1) Em sua primeira edição de 2016, a revista semanal britânica The Economist escolheu a crise brasileira como sua matéria de capa. Nela são feitas inúmeras críticas à administração da presidente Dilma Rousseff, com foco na perda dos graus de investimento do país por duas agências de classificação de risco, na previsão de baixo crescimento econômico para o ano, e na demissão de Joaquim Levy do Ministério da Fazenda. A revista chega a afirmar que a queda de Dilma seria necessária para o Brasil retomar seu rumo. Fica a pergunta: por que aThe Economist optou por centrar suas críticas desta forma, pregando até a derrubada do governo? Por que uma revista que fala da economia mundial escolhe o Brasil para a capa, se há tantos países no mundo em situação pior? Como se não bastasse, a reportagem daEconomist mais parece cópia das reportagens de segmentos da mídia nacional que se dedicam a atacar o governo.

Escritórios de assessorias econômicas internacionais, que contrariam os interesses nacionais, já torcem publicamente pela venda do país. Isso é claro. Declarações e análises, orientadas juridicamente, defendem abertamente o capital estrangeiro em nossa política econômica.

2) Apesar de estar em sigilo judicial há muito tempo, justamente em seguida da publicação da reportagem de capa do The Economist foi divulgado o conteúdo da delação do ex-diretor da Petrobras Nestor Cerveró. Claramente o objetivo foi desestabilizar ou tentar desestabilizar, através de acusações de recebimento de propina, um graduado funcionário do governo, hoje interlocutor da classe política.

3) Suspeita também foi a nomeação relâmpago de um importante ex-integrante do Palácio do Planalto por um órgão que centraliza a economia mundial. Foi uma clara afronta ao país, principalmente quando se leva em consideração que, durante sua passagem pelo governo, este ex-integrante travou confrontos com a Câmara dos Deputados, que é a própria casa do povo e da democracia, apontado-a como o principal responsável pela crise política e econômica que o país atravessa. Vindo de alguém que sempre serviu a órgãos estrangeiros, não surpreende.

4) Israel praticamente impôs ao Brasil, no final do ano passado, a nomeação de Dani Dayan como embaixador do país em Brasília. O que se viu não foi uma solicitação, uma indicação, com base em relações diplomáticas cordiais, mas sim uma afronta à autoridade política brasileira. Dayan, longe de ser um diplomata qualquer, foi um influente líder do movimento de assentamentos judaicos, condenados pela política externa brasileira, que defende a criação de um Estado palestino.
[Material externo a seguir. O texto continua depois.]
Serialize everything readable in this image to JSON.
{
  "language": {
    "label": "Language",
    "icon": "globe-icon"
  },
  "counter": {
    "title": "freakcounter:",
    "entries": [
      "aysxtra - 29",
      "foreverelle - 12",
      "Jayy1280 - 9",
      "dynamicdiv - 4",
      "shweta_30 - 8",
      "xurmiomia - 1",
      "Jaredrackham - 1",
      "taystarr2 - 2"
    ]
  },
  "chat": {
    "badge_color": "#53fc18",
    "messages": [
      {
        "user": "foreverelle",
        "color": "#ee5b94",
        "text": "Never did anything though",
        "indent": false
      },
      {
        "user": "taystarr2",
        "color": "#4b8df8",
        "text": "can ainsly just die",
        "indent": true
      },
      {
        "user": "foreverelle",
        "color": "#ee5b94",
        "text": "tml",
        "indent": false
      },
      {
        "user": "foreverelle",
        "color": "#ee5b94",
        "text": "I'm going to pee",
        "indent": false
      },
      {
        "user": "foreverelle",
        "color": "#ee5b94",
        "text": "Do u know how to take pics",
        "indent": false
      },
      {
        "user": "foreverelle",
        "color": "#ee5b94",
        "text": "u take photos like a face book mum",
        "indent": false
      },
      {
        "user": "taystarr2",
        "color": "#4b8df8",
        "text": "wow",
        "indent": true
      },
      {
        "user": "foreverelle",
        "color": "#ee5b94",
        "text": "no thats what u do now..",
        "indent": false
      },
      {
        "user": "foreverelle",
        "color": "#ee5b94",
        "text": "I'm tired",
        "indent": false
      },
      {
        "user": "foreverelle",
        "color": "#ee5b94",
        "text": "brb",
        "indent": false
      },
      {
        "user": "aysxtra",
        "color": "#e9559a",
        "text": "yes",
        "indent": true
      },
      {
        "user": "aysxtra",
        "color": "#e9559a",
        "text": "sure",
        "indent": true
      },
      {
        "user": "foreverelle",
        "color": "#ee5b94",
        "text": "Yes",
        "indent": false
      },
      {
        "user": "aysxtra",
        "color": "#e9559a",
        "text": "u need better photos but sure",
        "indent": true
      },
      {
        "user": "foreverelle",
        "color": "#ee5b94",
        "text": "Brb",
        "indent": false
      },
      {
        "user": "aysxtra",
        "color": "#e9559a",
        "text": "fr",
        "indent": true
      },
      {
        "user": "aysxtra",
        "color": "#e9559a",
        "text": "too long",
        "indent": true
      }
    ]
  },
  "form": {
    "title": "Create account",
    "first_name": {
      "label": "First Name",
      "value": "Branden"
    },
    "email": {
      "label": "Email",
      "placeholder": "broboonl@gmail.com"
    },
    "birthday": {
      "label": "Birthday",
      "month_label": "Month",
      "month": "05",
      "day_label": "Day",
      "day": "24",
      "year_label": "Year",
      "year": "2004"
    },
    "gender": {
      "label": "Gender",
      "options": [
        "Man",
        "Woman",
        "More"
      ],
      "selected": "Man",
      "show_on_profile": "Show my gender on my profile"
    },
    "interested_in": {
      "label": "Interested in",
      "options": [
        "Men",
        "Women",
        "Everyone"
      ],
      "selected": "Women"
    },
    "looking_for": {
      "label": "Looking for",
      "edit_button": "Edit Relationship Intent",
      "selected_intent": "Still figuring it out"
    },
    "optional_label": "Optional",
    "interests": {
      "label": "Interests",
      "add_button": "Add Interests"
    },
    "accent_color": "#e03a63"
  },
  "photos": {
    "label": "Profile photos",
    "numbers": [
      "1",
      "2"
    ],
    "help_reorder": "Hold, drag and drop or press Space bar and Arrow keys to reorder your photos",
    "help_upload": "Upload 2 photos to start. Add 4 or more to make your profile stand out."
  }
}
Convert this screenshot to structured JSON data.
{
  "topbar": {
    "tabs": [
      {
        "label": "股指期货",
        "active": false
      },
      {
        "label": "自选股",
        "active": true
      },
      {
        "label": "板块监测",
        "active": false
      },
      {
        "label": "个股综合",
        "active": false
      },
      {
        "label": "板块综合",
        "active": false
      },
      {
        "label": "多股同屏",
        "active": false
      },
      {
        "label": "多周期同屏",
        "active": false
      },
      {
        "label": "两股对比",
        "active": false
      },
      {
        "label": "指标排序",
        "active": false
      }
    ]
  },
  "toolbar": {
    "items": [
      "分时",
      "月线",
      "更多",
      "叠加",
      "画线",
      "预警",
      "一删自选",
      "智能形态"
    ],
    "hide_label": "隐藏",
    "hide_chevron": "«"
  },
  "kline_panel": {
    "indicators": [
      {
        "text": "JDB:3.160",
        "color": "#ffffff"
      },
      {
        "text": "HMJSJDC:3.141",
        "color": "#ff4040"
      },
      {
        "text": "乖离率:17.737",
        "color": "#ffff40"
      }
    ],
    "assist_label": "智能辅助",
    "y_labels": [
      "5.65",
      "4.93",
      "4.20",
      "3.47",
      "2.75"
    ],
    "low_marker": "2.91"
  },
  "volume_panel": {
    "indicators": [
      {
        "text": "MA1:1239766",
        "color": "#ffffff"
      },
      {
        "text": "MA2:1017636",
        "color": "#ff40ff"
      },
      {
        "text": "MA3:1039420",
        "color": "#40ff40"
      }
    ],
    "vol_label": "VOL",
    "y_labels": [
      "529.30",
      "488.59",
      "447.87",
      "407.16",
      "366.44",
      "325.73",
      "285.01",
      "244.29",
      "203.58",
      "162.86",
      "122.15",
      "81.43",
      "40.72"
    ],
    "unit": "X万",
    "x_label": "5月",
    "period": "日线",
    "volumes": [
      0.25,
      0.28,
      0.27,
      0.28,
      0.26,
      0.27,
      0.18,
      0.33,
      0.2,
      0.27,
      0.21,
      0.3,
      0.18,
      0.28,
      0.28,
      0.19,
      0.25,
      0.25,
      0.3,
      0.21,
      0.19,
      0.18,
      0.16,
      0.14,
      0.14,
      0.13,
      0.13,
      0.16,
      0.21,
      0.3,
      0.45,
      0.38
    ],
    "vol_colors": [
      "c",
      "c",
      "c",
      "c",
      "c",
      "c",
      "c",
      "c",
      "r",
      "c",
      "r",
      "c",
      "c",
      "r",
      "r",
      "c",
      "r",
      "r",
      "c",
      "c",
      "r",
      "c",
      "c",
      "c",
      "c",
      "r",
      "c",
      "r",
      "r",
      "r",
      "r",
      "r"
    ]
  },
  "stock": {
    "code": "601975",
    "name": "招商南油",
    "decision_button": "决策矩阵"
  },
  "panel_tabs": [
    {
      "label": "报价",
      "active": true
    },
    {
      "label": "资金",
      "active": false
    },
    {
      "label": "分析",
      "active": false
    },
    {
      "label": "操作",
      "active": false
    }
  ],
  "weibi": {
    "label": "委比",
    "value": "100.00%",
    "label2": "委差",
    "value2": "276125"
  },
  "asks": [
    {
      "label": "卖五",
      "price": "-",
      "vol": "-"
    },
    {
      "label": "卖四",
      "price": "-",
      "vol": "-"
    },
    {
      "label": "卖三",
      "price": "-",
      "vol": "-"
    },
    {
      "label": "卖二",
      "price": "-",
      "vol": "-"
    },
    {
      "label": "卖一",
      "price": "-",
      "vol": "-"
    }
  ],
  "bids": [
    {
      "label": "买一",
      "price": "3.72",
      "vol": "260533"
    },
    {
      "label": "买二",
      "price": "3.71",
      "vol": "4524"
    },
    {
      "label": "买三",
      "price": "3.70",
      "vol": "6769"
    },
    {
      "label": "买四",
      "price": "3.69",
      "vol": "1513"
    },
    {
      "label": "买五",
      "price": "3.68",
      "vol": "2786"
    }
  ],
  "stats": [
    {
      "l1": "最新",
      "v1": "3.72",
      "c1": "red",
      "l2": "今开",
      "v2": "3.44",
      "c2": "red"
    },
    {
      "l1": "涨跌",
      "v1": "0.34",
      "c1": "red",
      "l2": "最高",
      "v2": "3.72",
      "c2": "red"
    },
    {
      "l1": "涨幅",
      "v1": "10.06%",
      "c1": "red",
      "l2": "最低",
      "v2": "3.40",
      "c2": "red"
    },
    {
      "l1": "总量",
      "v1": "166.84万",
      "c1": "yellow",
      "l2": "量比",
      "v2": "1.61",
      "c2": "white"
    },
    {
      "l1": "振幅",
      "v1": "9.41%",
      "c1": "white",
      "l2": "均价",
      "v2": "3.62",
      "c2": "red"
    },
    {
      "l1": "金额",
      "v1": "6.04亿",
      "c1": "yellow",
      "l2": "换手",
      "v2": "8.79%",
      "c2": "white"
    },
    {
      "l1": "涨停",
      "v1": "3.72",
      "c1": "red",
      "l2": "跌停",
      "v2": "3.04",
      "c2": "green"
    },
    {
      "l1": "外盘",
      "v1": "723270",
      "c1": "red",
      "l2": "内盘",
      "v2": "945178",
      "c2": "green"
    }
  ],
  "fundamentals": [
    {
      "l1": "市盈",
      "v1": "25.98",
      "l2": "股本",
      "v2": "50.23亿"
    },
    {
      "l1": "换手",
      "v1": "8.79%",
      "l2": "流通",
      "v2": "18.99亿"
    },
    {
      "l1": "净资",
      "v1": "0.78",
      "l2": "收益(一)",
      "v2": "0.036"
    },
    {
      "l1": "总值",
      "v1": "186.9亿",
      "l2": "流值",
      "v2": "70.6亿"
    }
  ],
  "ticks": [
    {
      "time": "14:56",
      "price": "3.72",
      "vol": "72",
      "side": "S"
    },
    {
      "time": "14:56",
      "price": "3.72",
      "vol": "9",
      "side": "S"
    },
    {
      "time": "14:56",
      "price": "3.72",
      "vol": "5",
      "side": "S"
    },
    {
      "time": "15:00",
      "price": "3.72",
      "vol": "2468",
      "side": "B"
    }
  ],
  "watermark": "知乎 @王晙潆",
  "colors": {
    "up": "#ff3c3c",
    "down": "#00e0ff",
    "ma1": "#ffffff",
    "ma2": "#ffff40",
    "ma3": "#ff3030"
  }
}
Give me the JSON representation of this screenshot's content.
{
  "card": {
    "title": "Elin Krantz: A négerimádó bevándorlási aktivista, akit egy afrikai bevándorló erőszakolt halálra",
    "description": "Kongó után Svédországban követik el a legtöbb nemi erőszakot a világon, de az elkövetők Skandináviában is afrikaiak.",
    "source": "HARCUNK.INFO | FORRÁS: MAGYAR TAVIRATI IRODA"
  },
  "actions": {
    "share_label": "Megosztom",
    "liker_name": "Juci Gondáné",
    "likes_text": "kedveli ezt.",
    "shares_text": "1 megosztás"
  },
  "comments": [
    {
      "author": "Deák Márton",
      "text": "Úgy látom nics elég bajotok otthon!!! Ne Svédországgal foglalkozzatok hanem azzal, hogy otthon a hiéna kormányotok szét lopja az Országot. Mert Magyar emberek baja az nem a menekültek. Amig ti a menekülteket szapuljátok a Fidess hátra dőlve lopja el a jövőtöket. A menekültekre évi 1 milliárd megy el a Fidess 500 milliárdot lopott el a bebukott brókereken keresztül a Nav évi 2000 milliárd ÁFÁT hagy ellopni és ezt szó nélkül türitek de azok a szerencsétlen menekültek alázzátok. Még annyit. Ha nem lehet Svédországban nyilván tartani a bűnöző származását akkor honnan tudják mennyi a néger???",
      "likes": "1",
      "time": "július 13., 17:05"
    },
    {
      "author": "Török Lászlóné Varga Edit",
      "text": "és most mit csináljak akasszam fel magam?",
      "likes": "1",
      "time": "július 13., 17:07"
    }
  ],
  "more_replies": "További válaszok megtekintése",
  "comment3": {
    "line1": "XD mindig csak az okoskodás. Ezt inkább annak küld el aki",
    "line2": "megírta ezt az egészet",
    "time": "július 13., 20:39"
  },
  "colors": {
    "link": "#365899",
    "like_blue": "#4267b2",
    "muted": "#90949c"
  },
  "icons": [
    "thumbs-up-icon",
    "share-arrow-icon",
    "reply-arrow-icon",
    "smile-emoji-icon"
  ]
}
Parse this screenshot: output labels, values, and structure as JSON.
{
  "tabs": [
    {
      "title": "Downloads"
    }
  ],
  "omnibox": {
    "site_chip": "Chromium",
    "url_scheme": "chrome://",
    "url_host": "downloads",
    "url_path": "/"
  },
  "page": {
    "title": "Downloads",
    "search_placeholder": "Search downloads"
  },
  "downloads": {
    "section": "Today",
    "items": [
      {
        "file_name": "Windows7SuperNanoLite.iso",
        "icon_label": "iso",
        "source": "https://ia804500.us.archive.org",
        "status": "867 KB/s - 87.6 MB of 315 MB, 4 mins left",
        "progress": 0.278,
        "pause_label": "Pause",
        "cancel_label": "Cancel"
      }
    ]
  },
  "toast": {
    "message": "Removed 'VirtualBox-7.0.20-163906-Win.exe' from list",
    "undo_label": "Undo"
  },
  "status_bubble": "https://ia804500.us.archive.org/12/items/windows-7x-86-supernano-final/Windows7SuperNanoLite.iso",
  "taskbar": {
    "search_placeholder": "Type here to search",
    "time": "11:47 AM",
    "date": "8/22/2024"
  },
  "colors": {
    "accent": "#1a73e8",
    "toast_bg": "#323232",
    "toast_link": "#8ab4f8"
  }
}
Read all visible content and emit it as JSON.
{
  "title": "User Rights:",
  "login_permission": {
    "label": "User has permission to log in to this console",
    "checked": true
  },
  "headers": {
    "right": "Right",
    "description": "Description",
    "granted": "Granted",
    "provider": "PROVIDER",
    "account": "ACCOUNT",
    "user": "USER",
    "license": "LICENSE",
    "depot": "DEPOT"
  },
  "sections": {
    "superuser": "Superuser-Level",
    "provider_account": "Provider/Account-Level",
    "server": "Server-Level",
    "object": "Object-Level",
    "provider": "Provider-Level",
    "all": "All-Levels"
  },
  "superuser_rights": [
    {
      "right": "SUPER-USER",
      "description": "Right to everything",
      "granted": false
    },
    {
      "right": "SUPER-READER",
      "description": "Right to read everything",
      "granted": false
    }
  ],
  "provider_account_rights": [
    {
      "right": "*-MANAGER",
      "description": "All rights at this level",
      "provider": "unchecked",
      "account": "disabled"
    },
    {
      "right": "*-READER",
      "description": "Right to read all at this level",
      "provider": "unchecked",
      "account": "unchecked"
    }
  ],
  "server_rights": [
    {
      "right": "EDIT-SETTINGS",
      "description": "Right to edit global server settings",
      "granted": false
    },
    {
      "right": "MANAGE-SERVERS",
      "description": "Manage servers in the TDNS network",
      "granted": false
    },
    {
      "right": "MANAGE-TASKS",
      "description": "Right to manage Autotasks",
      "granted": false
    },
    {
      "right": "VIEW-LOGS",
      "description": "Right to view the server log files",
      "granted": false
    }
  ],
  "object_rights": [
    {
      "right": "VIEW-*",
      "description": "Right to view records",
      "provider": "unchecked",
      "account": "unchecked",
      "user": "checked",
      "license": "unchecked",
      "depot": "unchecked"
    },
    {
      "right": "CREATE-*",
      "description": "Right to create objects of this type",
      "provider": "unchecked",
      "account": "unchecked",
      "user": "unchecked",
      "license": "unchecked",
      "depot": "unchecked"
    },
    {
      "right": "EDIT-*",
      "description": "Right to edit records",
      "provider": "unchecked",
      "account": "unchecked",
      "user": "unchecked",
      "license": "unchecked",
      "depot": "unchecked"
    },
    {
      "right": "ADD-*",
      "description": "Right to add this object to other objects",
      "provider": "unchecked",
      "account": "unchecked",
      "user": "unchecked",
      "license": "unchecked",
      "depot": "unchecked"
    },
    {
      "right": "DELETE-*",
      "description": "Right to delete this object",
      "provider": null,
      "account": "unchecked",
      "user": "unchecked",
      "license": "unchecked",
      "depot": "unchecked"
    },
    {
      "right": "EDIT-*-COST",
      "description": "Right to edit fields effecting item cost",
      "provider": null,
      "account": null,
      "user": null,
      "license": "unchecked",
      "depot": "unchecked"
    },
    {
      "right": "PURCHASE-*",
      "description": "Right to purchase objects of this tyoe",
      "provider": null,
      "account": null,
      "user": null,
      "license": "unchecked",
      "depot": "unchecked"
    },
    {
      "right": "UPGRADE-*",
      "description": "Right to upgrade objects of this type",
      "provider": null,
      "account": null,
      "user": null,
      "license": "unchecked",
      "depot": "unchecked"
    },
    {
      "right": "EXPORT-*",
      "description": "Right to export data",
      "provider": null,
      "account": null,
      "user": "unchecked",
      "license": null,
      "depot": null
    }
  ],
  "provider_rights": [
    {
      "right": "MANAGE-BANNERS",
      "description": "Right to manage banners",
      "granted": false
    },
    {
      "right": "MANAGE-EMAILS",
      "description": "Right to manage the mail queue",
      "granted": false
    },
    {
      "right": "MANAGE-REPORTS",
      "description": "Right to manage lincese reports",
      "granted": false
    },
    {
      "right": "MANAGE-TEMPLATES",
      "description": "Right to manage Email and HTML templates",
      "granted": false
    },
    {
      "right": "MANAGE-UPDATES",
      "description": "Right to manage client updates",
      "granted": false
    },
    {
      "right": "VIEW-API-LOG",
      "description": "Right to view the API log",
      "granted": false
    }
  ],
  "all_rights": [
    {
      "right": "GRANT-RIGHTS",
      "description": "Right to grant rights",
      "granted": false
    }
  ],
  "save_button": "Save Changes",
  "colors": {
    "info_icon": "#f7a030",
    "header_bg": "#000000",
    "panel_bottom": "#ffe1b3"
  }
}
A aceitação de seu nome seria a aceitação de uma grosseira afronta aos direitos humanos.

A vice-ministra de Relações Exteriores de Israel, Tzipi Hotovely, chegou a adotar um tom de ameaça ao comentar o problema: “O Estado de Israel deixará o nível de relacionamento diplomático com o Brasil a um nível secundário se o apontamento de Dani Dayan não for confirmado”, afirmou. Deveria o país, por acaso, se curvar novamente?

5) Na manifestação contra o aumento das tarifas de ônibus que ocorreu na última sexta-feira (8), em São Paulo, houve confrontos entre mascarados black blocs e a Polícia Militar, que, incompreensivelmente, optou por prender os cidadãos comuns e não os verdadeiros vândalos que enfrentava, talvez por serem mais difíceis de serem identificados. Os responsáveis pelo caos estarão livres para atentar contra a segurança pública no próximo protesto.

6) Como se não bastasse, o país assiste também à premeditada tentativa de desmonte da maior empresa estatal brasileira, responsável por 60% da economia nacional, que custou ao seu criador, Getúlio Vargas, a própria vida.

A política e a economia brasileiras se tornaram reféns de esquemas estrangeiros que corroem a democracia e o funcionamento adequado das instituições. Se a inteligência não percebe o que está sendo feito com o país, o povo tem mesmo é que esperar pelo carnaval!